Once this stage of festivals and the possible entry to the short list for the Oscars ends, the “Imperdonable” team will seek to concentrate on reaching movie theaters in their country or for some streaming platform to be interested in the product. Martínez believes that especially with these recognitions, the film industry in El Salvador could be encouraged and other people motivated to tell the stories of Central America in a way that they can produce profits.
“Of course, if you can say the word Oscar along with a movie, you have an audience that is probably more receptive and more willing, let's say, to open their heads and listen to the story you have to tell them. So hopefully, hopefully this thing will be a contribution to that, so that there are people who consider that there are possibilities of making high-quality cinema from Central America and that there are a number of wonderful, splendid stories waiting to be told.”
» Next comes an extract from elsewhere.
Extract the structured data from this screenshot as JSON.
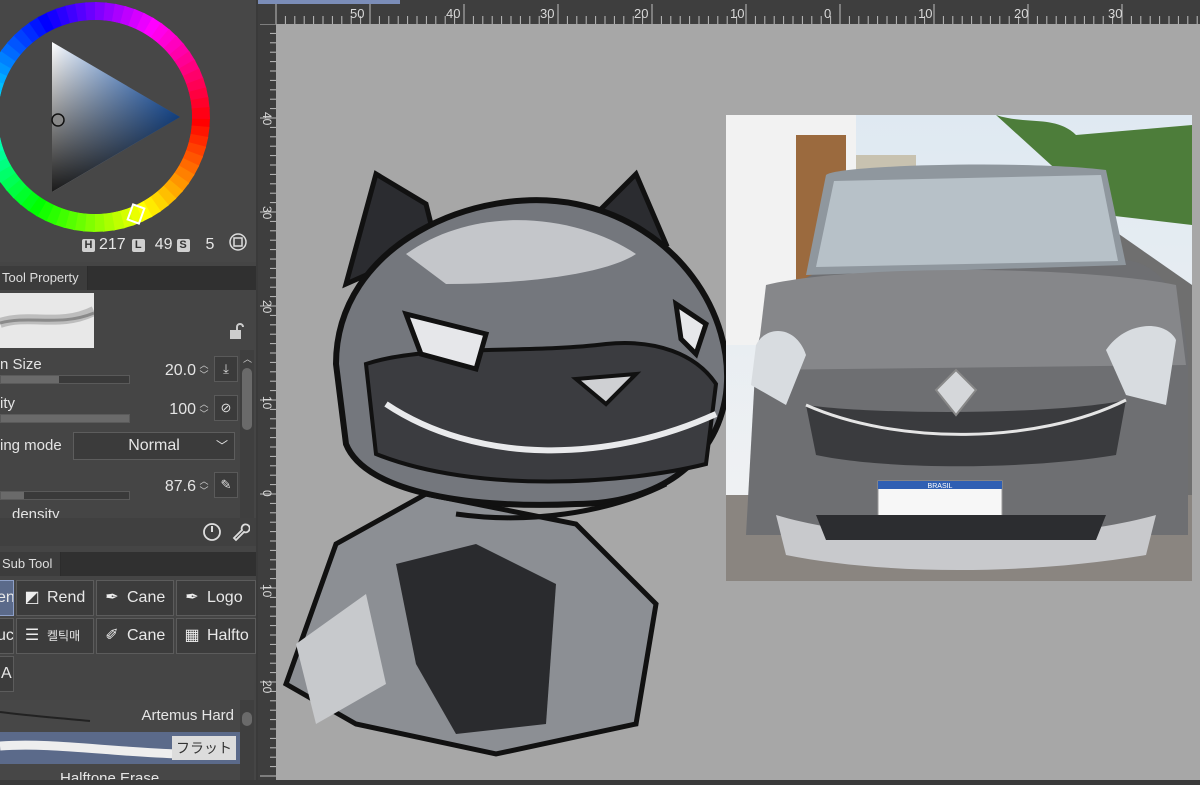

For now, the Salvadoran public will have to wait a little longer for the situation of recently-opened theaters to normalize a little more in the country, according to Martínez.
Beyond these recognitions and its possible arrival on the short list for the Oscars, for Martínez the reflection that can be given around the role of journalism to tell stories in different ways is also interesting.
“I think these spaces are good for reflecting on the need, I think, to hybridize ourselves and try to bring together the different disciplines, the different languages of the storytellers of the reality that, I believe, is the future. That is, in the search to coordinate languages,” Martínez concluded. “And hopefully there will be more photojournalism, hopefully many animated reports will be made, hopefully non-fiction series will be made on radio, hopefully, hopefully we will be more playful, hopefully that we turn important things into something interesting. And I believe that the path is that attempt, trying to seduce first cousins to be able to tell stories together.”
*This story was updated to modify the headline.